Most customers are advised to put two Maestro switches in a rack of servers for redundancy. The resulting server racks use fewer adapter cards, run them at higher utilization, and have less cabling and take up less space than using a mix of top-of-rack Fibre Channel and Ethernet switches.
To give a sense of how much better the Maestro setup is compared to a mix of Fibre Channel and Ethernet switches, NextIO cooked up a scenario where a hypothetical customer wanted to virtualize 30 ProLiant DL360 servers using VMware's ESXi hypervisor. Each server has a single NextIO passthru card that has eight Gigabit Ethernet and four Fibre Channel links, which are virtualized by nControl and are actually physically provided by four dual-port 10GE Ethernet cards and two dual-port 8Gb/sec Fibre Channel cards parked in the front of the Maestro chassis.
The servers don't need extra Ethernet or Fibre channel adapters so you can buy these 1U boxes instead of fatter machines. So when you add the cost of the servers and the Maestro PCI-Express switch together, it costs $303,062, with about a third coming from the Maestro switches and 60 PCI cables.
To do this in a more traditional manner, you would need six 48-port Gigabit Ethernet switches with 10GE uplinks and six 24-port Fibre Channel switches with 8Gb/sec uplinks. For redundancy, you'd also need 60 Ethernet NICs and 60 4Gb/sec host bus adapters. And because you need that I/O, you need to get fatter servers (4U boxes instead of 1U boxes, in this case a ProLiant DL580 G7), which cost a little more money for the same performance.
This stack costs $534,600, with about a fifth coming from switches, a third coming from adapters and cables, and half coming from the servers.
"We can show a CapEx savings of 40 per cent, and then all of the operational savings – on the order of 60 per cent – are money in your pocket," says Murphy. ®
Response from NextIO
Thanks for you posts on this subject. The 1U server we used in the comparison was an HP DL360 G7 (model # 579239-001), with a list price of $6539. The comparable C-Class blade is a HP BL490c G7. When you add in a 10GbE and a dual-port FC mezz card, the list price for this blade from HP's website is $7138 each, for a total of $214,140. You would also need two C-Class chassis (each with two FC and two 10GbE switch blades), which would roughly be $65K each. The total for the similarly-configured blade system would be $344K without any cables, management licenses, etc. Our vNET configuration is about 10% lower than this. In addition to the "one throat to choke" vs "best in breed" discussion (and the vendor lock-in that you have with bladed systems) you also need to consider the impact of technology lock-in. While vNET can accommodate 40Gb Ethernet when it comes out (without downing the servers), it is not clear that the current HP C-Class can do the same, or whether chassis swap-out would be required (which would require system downtime). Please let us know if you have any other questions (send to vNET@nextio.com). Thanks!
That clears it up nicely.
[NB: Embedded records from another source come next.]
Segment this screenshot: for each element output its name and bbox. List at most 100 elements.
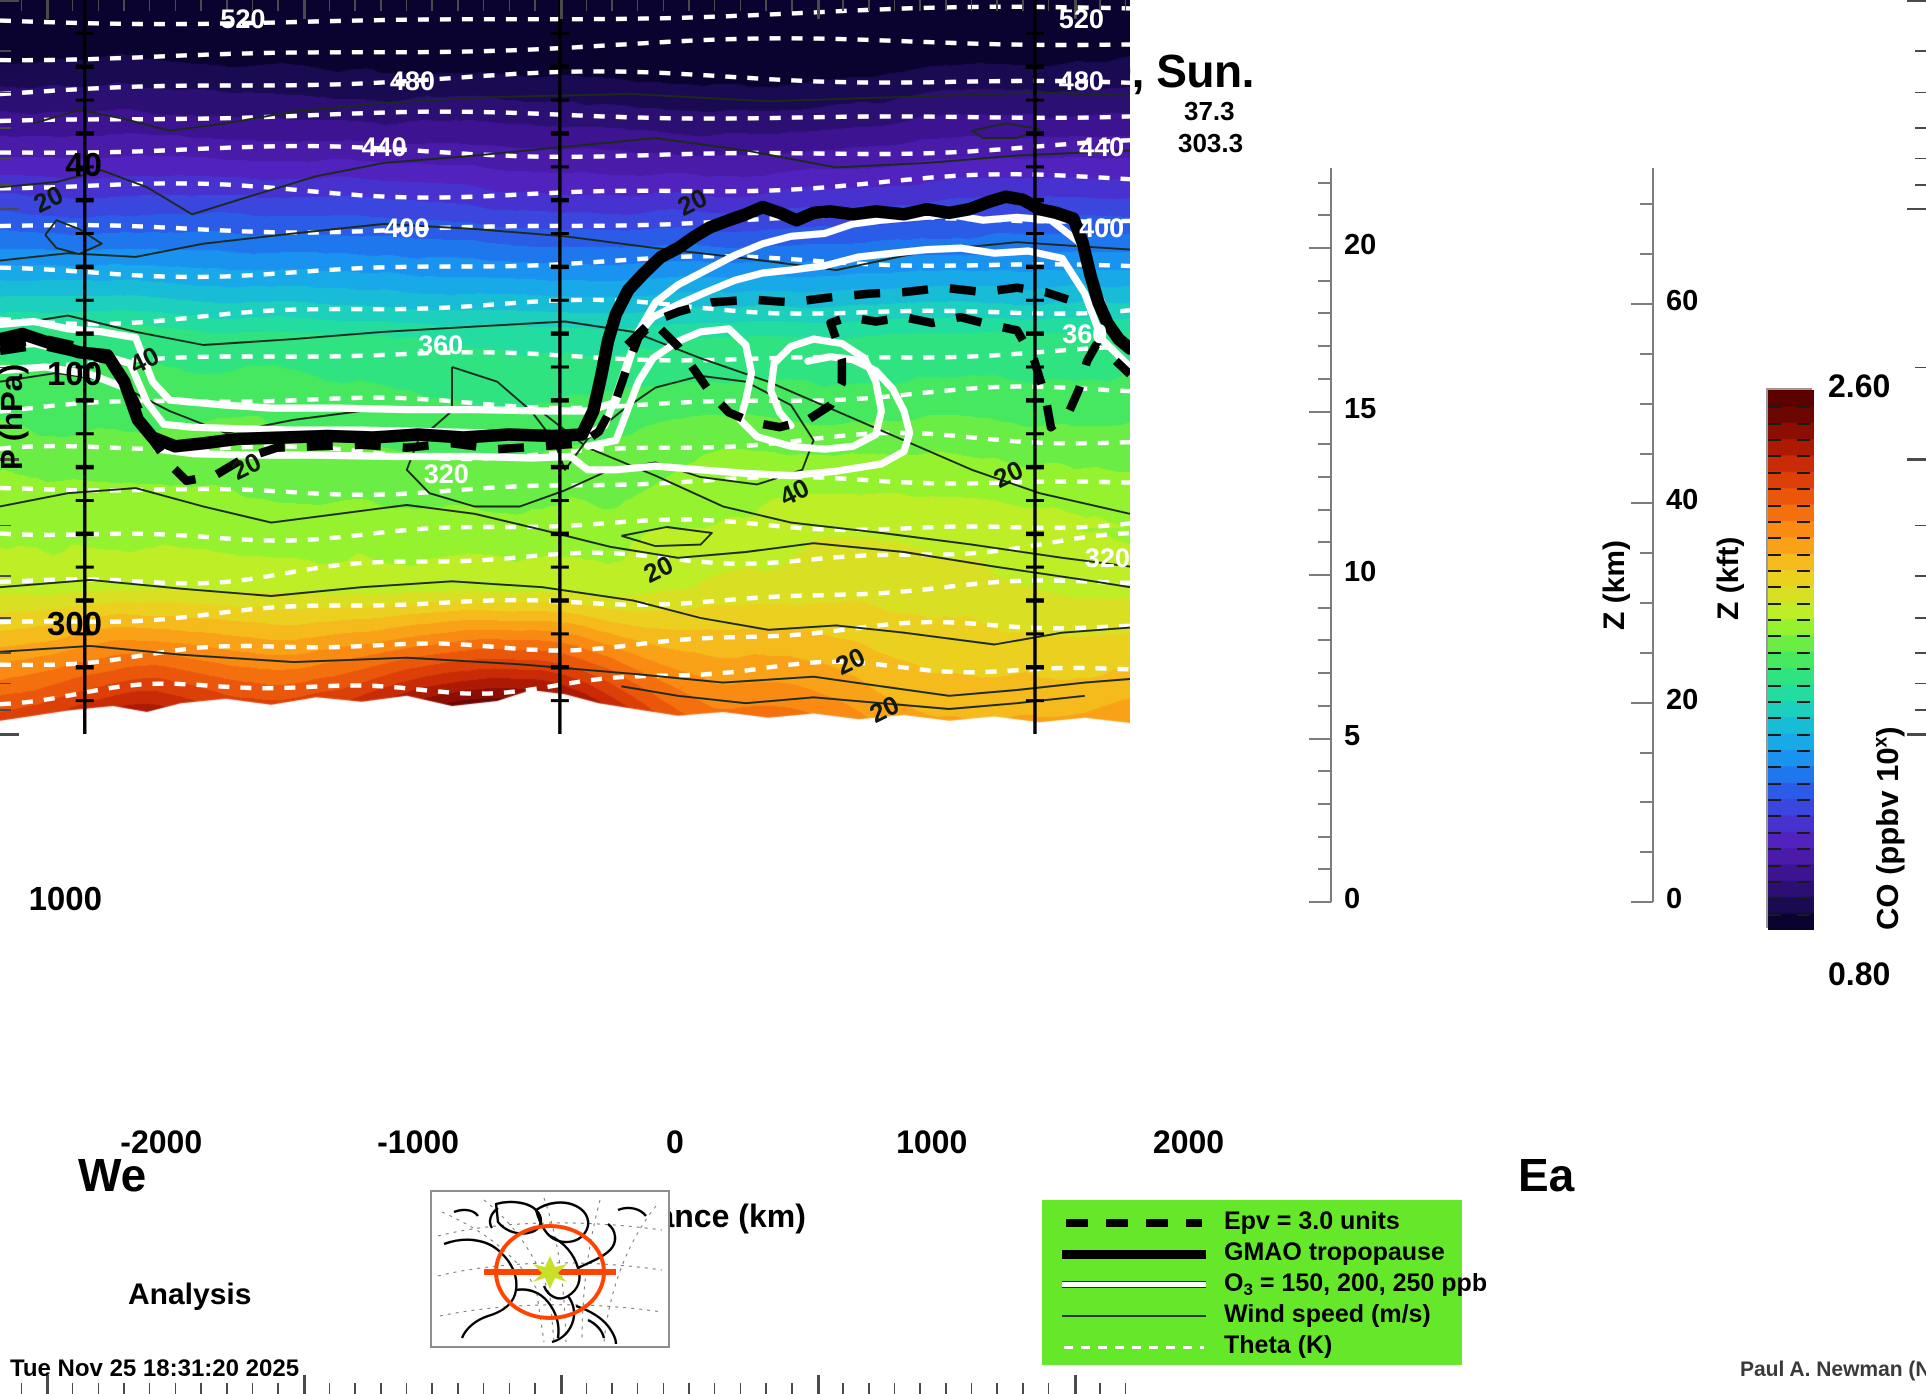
pressure-minor-tick bbox=[0, 709, 11, 711]
z-km-tick bbox=[1318, 312, 1331, 315]
legend-row: GMAO tropopause bbox=[1060, 1237, 1452, 1268]
colorbar-tick bbox=[1797, 668, 1810, 671]
distance-tick-top bbox=[765, 0, 767, 11]
pressure-major-tick bbox=[0, 0, 19, 2]
colorbar-tick bbox=[1797, 848, 1810, 851]
distance-tick-label: 2000 bbox=[1152, 1124, 1225, 1160]
z-kft-tick bbox=[1640, 253, 1653, 256]
distance-tick-top bbox=[457, 0, 459, 11]
z-km-tick bbox=[1309, 574, 1331, 577]
colorbar-tick bbox=[1768, 684, 1781, 687]
z-km-tick bbox=[1318, 279, 1331, 282]
colorbar-tick bbox=[1768, 733, 1781, 736]
z-km-tick bbox=[1309, 737, 1331, 740]
z-km-tick bbox=[1318, 377, 1331, 380]
legend-box: Epv = 3.0 units GMAO tropopause O3 = 150, … bbox=[1042, 1200, 1487, 1365]
colorbar-tick bbox=[1797, 750, 1810, 752]
z-kft-tick bbox=[1640, 352, 1653, 355]
pressure-major-tick bbox=[0, 733, 19, 736]
z-km-tick bbox=[1318, 704, 1331, 707]
distance-tick-top bbox=[380, 0, 382, 11]
distance-tick-top bbox=[20, 0, 23, 11]
colorbar-tick bbox=[1768, 913, 1781, 916]
legend-label: GMAO tropopause bbox=[1224, 1238, 1445, 1266]
pressure-minor-tick bbox=[0, 91, 11, 94]
wind-speed-contour bbox=[0, 578, 1130, 646]
distance-tick-top bbox=[945, 0, 947, 11]
colorbar-min-label: 0.80 bbox=[1828, 956, 1891, 992]
colorbar-tick bbox=[1797, 570, 1810, 572]
colorbar-tick bbox=[1797, 700, 1810, 703]
pressure-minor-tick bbox=[0, 652, 11, 654]
pressure-minor-tick bbox=[0, 366, 11, 368]
distance-tick-top bbox=[534, 0, 536, 11]
thick-black-line-swatch bbox=[1062, 1249, 1206, 1259]
distance-tick-label: 0 bbox=[665, 1124, 684, 1160]
colorbar-tick bbox=[1768, 848, 1781, 851]
colorbar-tick bbox=[1768, 700, 1781, 703]
colorbar-tick bbox=[1768, 651, 1781, 654]
legend-label: Wind speed (m/s) bbox=[1224, 1300, 1431, 1328]
colorbar-tick bbox=[1768, 717, 1781, 720]
distance-tick-top bbox=[354, 0, 356, 11]
wind-speed-contour bbox=[405, 366, 815, 508]
pressure-major-tick bbox=[0, 207, 19, 211]
colorbar-tick bbox=[1768, 455, 1781, 458]
distance-tick-top bbox=[174, 0, 177, 11]
z-kft-tick bbox=[1640, 552, 1653, 555]
analysis-label: Analysis bbox=[128, 1278, 252, 1311]
colorbar-tick bbox=[1768, 570, 1781, 572]
wind-speed-contour bbox=[33, 91, 1130, 132]
z-kft-axis-title: Z (kft) bbox=[1712, 536, 1745, 620]
z-km-tick bbox=[1318, 672, 1331, 675]
theta-contour bbox=[0, 344, 1130, 370]
distance-tick-top bbox=[1124, 0, 1127, 11]
legend-key-white-line bbox=[1060, 1272, 1208, 1296]
pressure-tick-label: 300 bbox=[46, 605, 102, 643]
distance-tick-top bbox=[1047, 0, 1050, 11]
colorbar-tick bbox=[1797, 439, 1810, 442]
z-km-tick bbox=[1318, 508, 1331, 511]
z-kft-tick bbox=[1640, 851, 1653, 854]
distance-tick-top bbox=[226, 0, 228, 11]
z-kft-axis-line bbox=[1652, 168, 1654, 902]
legend-key-white-dotted-line bbox=[1060, 1334, 1208, 1358]
contour-overlay bbox=[0, 0, 1130, 734]
z-km-tick bbox=[1309, 901, 1331, 903]
distance-tick-top bbox=[123, 0, 125, 11]
colorbar-tick bbox=[1797, 766, 1810, 769]
latitude-value: 37.3 bbox=[1184, 96, 1235, 126]
white-dotted-line-swatch bbox=[1064, 1345, 1204, 1349]
colorbar-tick bbox=[1768, 488, 1781, 491]
z-km-tick bbox=[1318, 835, 1331, 838]
colorbar-tick bbox=[1797, 553, 1810, 556]
z-km-tick bbox=[1318, 802, 1331, 805]
distance-tick-top bbox=[405, 0, 408, 11]
z-km-tick-label: 15 bbox=[1344, 392, 1377, 425]
colorbar-tick bbox=[1768, 602, 1781, 605]
colorbar-tick bbox=[1797, 488, 1810, 491]
z-km-tick bbox=[1318, 443, 1331, 446]
colorbar-tick bbox=[1768, 619, 1781, 622]
distance-tick-top bbox=[919, 0, 921, 11]
west-label: We bbox=[78, 1149, 147, 1201]
location-inset-map bbox=[430, 1190, 670, 1348]
theta-contour bbox=[0, 517, 1130, 543]
inset-map-svg bbox=[437, 1197, 663, 1345]
theta-contour bbox=[0, 172, 1130, 200]
distance-tick-top bbox=[482, 0, 485, 11]
distance-tick-top bbox=[970, 0, 973, 11]
z-kft-tick bbox=[1631, 502, 1653, 505]
distance-tick-top bbox=[328, 0, 331, 11]
pressure-minor-tick bbox=[0, 575, 11, 577]
z-kft-tick bbox=[1640, 751, 1653, 754]
white-line-swatch bbox=[1062, 1280, 1206, 1288]
thin-black-line-swatch bbox=[1062, 1314, 1206, 1317]
wind-speed-contour bbox=[621, 685, 1085, 710]
colorbar-tick bbox=[1797, 504, 1810, 507]
dashed-black-line-swatch bbox=[1066, 1218, 1202, 1227]
legend-row: Epv = 3.0 units bbox=[1060, 1206, 1452, 1237]
distance-tick-top bbox=[868, 0, 870, 11]
colorbar-tick bbox=[1768, 897, 1781, 900]
wind-speed-contour bbox=[0, 644, 1130, 697]
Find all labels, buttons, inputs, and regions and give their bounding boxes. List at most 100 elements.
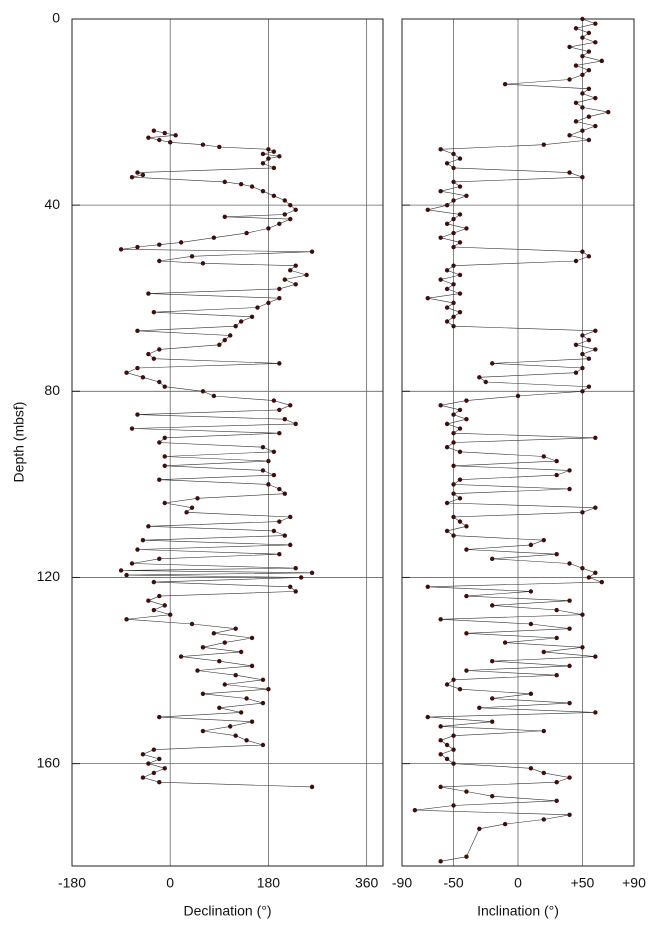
data-point <box>444 268 450 273</box>
data-point <box>438 277 443 282</box>
data-point <box>118 568 124 573</box>
data-point <box>451 463 456 468</box>
data-point <box>178 654 184 659</box>
data-point <box>528 589 534 594</box>
data-point <box>502 81 508 87</box>
data-point <box>277 286 282 292</box>
data-point <box>464 417 469 422</box>
data-point <box>200 389 206 394</box>
data-point <box>118 247 124 252</box>
data-point <box>288 403 293 408</box>
data-point <box>593 123 598 129</box>
data-point <box>573 100 579 105</box>
data-point <box>541 728 546 734</box>
data-point <box>228 724 233 729</box>
data-point <box>606 109 611 115</box>
x-tick-label: -90 <box>392 875 412 891</box>
data-point <box>483 379 488 385</box>
data-point <box>580 175 585 180</box>
data-point <box>140 172 146 178</box>
data-point <box>593 435 598 441</box>
data-point <box>451 514 456 520</box>
data-point <box>146 524 151 529</box>
data-point <box>528 691 534 697</box>
data-point <box>157 593 162 599</box>
data-point <box>304 272 309 278</box>
data-point <box>288 584 293 589</box>
data-point <box>490 361 495 366</box>
data-point <box>567 44 572 50</box>
data-point <box>151 747 157 752</box>
x-tick-label: 0 <box>514 875 522 891</box>
data-point <box>249 635 255 641</box>
data-point <box>541 142 546 147</box>
data-point <box>173 133 178 138</box>
data-point <box>580 105 585 110</box>
data-point <box>168 140 173 145</box>
data-point <box>151 356 157 361</box>
data-point <box>293 589 298 594</box>
data-point <box>490 556 495 562</box>
data-point <box>580 54 585 59</box>
data-point <box>586 67 592 73</box>
y-tick-label: 160 <box>37 754 61 770</box>
data-point <box>293 263 298 268</box>
data-point <box>135 328 140 334</box>
data-point <box>271 149 277 154</box>
data-point <box>457 309 463 315</box>
data-point <box>277 486 282 492</box>
data-point <box>438 859 443 864</box>
data-point <box>211 235 217 240</box>
data-point <box>451 179 456 185</box>
data-point <box>464 631 469 636</box>
data-point <box>567 700 572 706</box>
data-point <box>298 575 304 580</box>
data-point <box>425 296 430 301</box>
data-point <box>593 710 598 715</box>
data-point <box>168 612 173 617</box>
data-point <box>135 244 140 250</box>
x-tick-label: 360 <box>355 875 379 891</box>
data-point <box>162 463 167 468</box>
data-point <box>157 556 162 562</box>
data-point <box>146 761 151 766</box>
data-point <box>580 72 585 78</box>
data-point <box>580 128 585 133</box>
data-point <box>580 510 585 515</box>
data-point <box>162 435 167 441</box>
data-point <box>412 807 418 813</box>
data-point <box>157 440 162 445</box>
data-point <box>593 570 598 576</box>
data-point <box>277 551 282 557</box>
data-point <box>457 212 463 217</box>
data-point <box>457 407 463 413</box>
data-point <box>222 337 227 343</box>
data-point <box>266 147 271 152</box>
data-point <box>162 766 167 771</box>
data-point <box>211 393 217 399</box>
data-point <box>573 342 579 347</box>
data-point <box>200 645 206 650</box>
data-point <box>502 640 508 645</box>
data-point <box>288 542 293 548</box>
data-point <box>266 482 271 487</box>
data-point <box>222 682 227 687</box>
x-tick-label: +50 <box>571 875 595 891</box>
data-point <box>515 393 521 399</box>
data-point <box>277 221 282 226</box>
data-point <box>593 95 598 101</box>
data-point <box>135 365 140 371</box>
data-point <box>464 193 469 199</box>
plot-frame <box>401 18 635 867</box>
data-point <box>554 635 559 641</box>
data-point <box>593 505 598 510</box>
data-point <box>238 649 244 655</box>
data-point <box>457 519 463 524</box>
data-point <box>135 412 140 417</box>
data-point <box>567 663 572 669</box>
data-point <box>438 617 443 622</box>
data-point <box>464 524 469 529</box>
data-point <box>146 291 151 296</box>
data-point <box>580 645 585 650</box>
data-point <box>438 403 443 408</box>
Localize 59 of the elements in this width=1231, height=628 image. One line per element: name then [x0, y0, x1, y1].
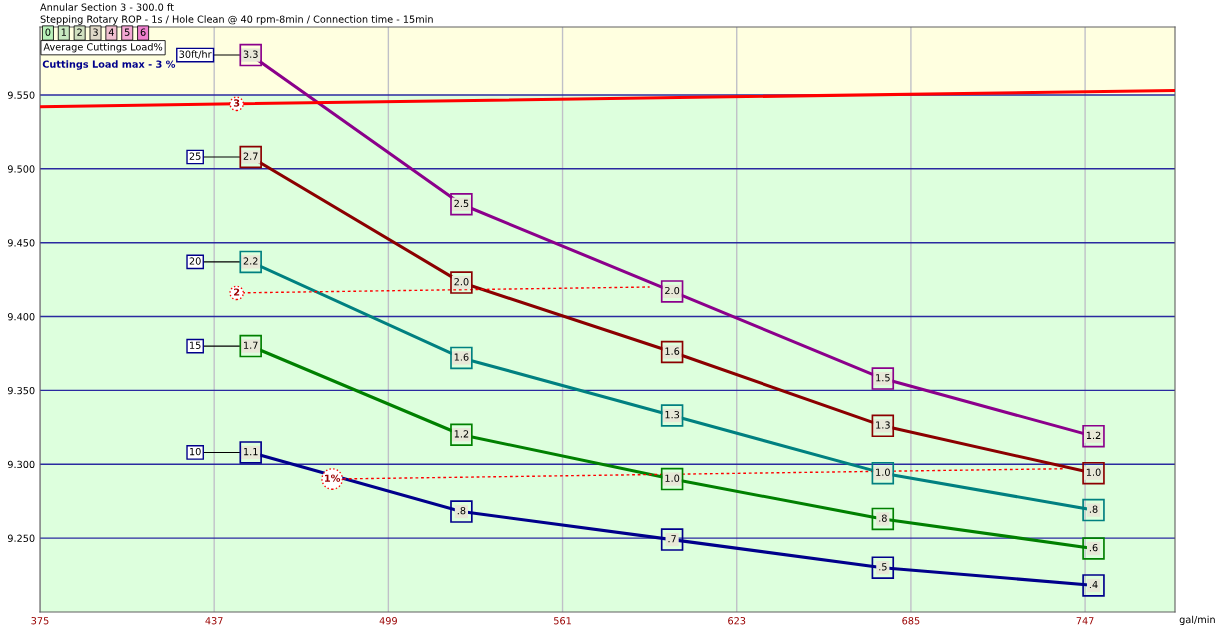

Given the 10 minutes I spent configuring this system (of which 9 was spent finding the blade systems on the HP website - it seems to think I want a cheap inkjet printer); I'm not surprised that I left some major holes. I've withdrawn my original post, to prevent any confusion.
Am I confused?
The article states the hypothetical customer wants 'to virtualise 30 DL360s". Does this mean that they want to take 30 existing servers and virtualise them? Or are they going to create a VMware server farm with 30 hosts? If its the former then surely all the subsequent discussion is wrong?